Miya Ando, Rainbow, 2014, Aluminum and Pigment, 48 x 48 Inches
The foundation of her practice is the transformation of surfaces. Ando produces light-reflecting gradients on her metal paintings by applying heat, sandpaper, grinders, acid, and patinas, irrevocably altering the material’s chemical properties. By an almost meditative daily repetition of these techniques, she is able to subtract, reduce, and distill her concept until it reaches its simplest form. For Ando, a practicing Buddhist, the paradoxical pairing of metal with spiritual subject matter is intentional.
“My work is an exploration into the duality of metal and its ability to convey strength and permanence, yet in the same instance, to absorb shifting color and capture the fleetingness of light. It reminds us of the transitory nature of all things in life,” says Ando. “I’m also interested in drawing people into a slowed-down environment, especially in this current accelerated world. My artworks are experiential and shift as one walks around them. The longer the viewer interacts with the work, the more they change.”

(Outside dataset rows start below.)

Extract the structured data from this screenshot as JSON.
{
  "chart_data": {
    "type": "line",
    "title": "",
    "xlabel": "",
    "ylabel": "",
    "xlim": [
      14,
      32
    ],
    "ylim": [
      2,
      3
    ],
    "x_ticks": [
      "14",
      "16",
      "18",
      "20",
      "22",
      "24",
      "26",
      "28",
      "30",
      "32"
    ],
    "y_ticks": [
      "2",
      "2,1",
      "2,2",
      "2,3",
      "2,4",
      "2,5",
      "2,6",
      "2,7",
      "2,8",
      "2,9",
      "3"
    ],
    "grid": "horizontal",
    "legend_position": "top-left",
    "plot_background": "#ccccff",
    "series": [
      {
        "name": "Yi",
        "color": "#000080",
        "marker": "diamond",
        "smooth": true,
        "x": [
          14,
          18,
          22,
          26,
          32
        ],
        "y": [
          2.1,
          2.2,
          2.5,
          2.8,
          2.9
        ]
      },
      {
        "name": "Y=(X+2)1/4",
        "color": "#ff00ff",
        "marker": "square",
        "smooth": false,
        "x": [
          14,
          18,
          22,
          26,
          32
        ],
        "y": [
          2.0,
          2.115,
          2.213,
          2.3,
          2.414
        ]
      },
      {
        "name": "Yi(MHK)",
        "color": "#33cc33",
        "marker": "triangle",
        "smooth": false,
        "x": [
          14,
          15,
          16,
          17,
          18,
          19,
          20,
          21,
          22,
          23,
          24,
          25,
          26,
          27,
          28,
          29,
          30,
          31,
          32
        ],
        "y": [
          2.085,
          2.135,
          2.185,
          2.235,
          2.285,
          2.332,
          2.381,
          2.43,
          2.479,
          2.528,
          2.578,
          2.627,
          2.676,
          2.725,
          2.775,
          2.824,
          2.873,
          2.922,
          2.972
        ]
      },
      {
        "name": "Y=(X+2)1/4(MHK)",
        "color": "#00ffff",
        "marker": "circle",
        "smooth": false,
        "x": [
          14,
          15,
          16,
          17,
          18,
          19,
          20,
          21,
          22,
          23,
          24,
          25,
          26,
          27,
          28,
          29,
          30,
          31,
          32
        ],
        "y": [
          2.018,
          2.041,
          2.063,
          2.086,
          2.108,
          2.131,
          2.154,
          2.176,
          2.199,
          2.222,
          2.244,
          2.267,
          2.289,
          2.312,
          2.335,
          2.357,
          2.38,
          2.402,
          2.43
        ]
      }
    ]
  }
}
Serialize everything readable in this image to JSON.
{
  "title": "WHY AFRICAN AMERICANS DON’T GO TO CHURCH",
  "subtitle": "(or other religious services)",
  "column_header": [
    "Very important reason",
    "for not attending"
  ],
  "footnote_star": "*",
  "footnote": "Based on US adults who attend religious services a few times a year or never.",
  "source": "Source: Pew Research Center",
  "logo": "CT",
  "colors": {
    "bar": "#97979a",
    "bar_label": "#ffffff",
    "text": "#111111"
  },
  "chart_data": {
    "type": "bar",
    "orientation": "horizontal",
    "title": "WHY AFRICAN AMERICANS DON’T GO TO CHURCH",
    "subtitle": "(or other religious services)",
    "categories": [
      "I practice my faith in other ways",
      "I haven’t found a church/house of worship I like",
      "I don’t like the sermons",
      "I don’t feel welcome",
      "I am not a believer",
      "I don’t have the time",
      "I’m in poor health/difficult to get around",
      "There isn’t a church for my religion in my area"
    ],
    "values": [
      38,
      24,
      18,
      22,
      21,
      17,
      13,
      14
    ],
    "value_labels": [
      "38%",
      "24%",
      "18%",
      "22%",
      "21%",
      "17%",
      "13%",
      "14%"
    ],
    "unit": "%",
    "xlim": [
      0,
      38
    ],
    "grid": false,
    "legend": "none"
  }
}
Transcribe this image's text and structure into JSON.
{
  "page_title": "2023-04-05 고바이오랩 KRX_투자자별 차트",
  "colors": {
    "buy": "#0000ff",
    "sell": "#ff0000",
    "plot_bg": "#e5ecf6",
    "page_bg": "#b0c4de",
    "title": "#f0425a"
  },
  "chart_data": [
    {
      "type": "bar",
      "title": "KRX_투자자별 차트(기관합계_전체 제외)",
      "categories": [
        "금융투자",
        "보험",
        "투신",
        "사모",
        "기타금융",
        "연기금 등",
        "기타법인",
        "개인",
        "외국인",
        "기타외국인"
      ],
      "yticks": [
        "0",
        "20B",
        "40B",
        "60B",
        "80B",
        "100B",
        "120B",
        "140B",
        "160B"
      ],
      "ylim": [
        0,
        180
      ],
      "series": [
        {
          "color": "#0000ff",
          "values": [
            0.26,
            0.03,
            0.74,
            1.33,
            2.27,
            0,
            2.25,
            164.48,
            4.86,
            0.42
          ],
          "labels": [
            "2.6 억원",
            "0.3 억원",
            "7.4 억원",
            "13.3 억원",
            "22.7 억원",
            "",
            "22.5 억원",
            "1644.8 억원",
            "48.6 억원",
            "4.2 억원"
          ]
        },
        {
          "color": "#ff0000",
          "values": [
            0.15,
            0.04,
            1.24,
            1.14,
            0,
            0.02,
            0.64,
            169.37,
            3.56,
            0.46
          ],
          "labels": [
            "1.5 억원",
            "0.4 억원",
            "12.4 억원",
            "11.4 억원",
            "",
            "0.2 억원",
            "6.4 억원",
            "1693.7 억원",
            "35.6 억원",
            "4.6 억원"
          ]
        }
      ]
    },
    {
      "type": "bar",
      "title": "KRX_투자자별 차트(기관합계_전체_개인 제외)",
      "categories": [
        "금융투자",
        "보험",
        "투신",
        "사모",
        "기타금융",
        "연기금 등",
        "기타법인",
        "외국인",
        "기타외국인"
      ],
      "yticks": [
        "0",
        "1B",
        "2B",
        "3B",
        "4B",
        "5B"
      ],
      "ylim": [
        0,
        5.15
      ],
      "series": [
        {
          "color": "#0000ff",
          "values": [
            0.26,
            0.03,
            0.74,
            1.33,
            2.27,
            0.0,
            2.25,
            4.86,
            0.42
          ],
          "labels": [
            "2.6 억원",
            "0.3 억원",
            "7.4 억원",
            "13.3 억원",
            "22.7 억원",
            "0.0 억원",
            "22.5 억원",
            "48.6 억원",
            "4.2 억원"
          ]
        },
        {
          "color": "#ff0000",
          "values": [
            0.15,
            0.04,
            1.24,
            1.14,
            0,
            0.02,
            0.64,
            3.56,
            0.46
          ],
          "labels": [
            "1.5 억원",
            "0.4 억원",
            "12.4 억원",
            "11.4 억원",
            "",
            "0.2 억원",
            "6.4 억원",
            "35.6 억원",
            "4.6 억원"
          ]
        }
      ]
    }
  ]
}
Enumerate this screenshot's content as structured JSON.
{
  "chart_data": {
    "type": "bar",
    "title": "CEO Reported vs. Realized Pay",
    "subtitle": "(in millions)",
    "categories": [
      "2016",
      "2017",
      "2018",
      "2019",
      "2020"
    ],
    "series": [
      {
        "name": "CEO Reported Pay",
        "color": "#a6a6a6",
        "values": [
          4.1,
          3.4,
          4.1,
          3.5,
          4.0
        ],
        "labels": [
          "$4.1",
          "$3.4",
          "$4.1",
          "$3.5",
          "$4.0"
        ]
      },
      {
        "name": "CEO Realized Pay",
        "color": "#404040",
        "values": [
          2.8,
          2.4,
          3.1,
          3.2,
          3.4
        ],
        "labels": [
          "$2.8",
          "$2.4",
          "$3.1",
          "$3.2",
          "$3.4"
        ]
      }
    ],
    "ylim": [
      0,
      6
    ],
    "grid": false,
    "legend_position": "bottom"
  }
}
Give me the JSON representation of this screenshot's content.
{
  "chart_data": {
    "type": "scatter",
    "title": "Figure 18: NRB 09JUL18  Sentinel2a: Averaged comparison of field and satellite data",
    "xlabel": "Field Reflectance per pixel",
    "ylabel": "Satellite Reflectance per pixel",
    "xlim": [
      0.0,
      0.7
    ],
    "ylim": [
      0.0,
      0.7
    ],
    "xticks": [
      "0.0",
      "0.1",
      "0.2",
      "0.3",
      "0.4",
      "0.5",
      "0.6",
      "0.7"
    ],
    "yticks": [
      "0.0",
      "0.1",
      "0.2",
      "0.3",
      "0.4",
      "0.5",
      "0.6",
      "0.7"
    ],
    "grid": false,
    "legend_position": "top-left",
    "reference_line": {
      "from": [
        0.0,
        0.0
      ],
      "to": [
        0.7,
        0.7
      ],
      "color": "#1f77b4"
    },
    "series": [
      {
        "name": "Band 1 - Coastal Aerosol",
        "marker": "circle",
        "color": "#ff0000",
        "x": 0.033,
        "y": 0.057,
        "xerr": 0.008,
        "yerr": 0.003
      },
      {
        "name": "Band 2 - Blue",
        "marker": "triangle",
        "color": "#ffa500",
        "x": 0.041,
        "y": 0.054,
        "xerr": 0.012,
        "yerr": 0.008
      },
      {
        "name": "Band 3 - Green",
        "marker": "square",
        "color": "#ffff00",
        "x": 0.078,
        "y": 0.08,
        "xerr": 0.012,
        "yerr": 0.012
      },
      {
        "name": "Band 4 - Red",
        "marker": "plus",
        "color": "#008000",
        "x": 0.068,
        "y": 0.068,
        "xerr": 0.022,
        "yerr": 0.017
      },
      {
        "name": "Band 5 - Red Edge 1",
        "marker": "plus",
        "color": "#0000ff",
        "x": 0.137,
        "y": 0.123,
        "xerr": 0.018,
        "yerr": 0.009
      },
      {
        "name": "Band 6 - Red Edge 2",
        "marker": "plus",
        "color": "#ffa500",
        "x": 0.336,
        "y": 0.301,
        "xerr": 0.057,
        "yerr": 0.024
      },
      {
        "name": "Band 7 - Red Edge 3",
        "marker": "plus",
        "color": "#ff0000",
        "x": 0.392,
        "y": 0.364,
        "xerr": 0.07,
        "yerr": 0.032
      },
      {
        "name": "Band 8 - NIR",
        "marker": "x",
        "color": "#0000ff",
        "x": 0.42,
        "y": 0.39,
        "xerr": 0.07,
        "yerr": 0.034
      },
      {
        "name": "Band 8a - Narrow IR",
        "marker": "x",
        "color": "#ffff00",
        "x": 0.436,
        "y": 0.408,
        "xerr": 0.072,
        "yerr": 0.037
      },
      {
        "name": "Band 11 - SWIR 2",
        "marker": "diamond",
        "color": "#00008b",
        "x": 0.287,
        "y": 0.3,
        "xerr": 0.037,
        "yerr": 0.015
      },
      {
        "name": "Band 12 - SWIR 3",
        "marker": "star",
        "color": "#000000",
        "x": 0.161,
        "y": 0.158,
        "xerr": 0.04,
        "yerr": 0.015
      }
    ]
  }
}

Miya Ando, Mokume Gane (Silver Wood) Grid, 2016
Silver Nitrate, Dye on Wood Panel
60 x 60 Inches (Size Variable), 12 x 12 Inches (Single Pieces)
The wood panels are inspired by an ancient Japanese metal smithing technique called mokume-gane (wood grain pattern metal). Says Miya Ando, “I modified the panels by painting them with reflective silver nitrate and pigment. The result is an object which occupies a combined elemental state: wood and metal. My interest is in creating harmony between these elements and creating a hybrid of materials which call attention to their natures. The wood grain of the panels is highlighted by the silver nitrate. The vocabulary of the wood grain speaks to time and age; the rings of the wood are a chronology and history of the material.”
Miya Ando
Miya Ando received a bachelor’s degree in East Asian Studies from the University of California at Berkeley and attended Yale University to study Buddhist iconography and imagery. Ando’s work has been exhibited extensively throughout the world, including a recent show curated by Nat Trotman of the Guggenheim Museum. She has produced numerous public commissions, most notably a memorial sculpture in which she utilized a 30-foot tall piece of steel which had fallen from the World Trade Center buildings. The sculpture is permanently displayed in front of Zaha Hadid’s Aquatic Centre in Queen Elizabeth Olympic Park, London. A Critic’s Pick in Artforum magazine in 2015, Ando is also recipient of numerous awards including the Pollock Krasner Foundation Grant. Her large-scale installation piece Emptiness The Sky (Shou Sugi Ban) was featured in Frontiers Reimagined, a collateral exhibition of the 2015 Venice Biennale, in the Museo di Palazzo Grimani.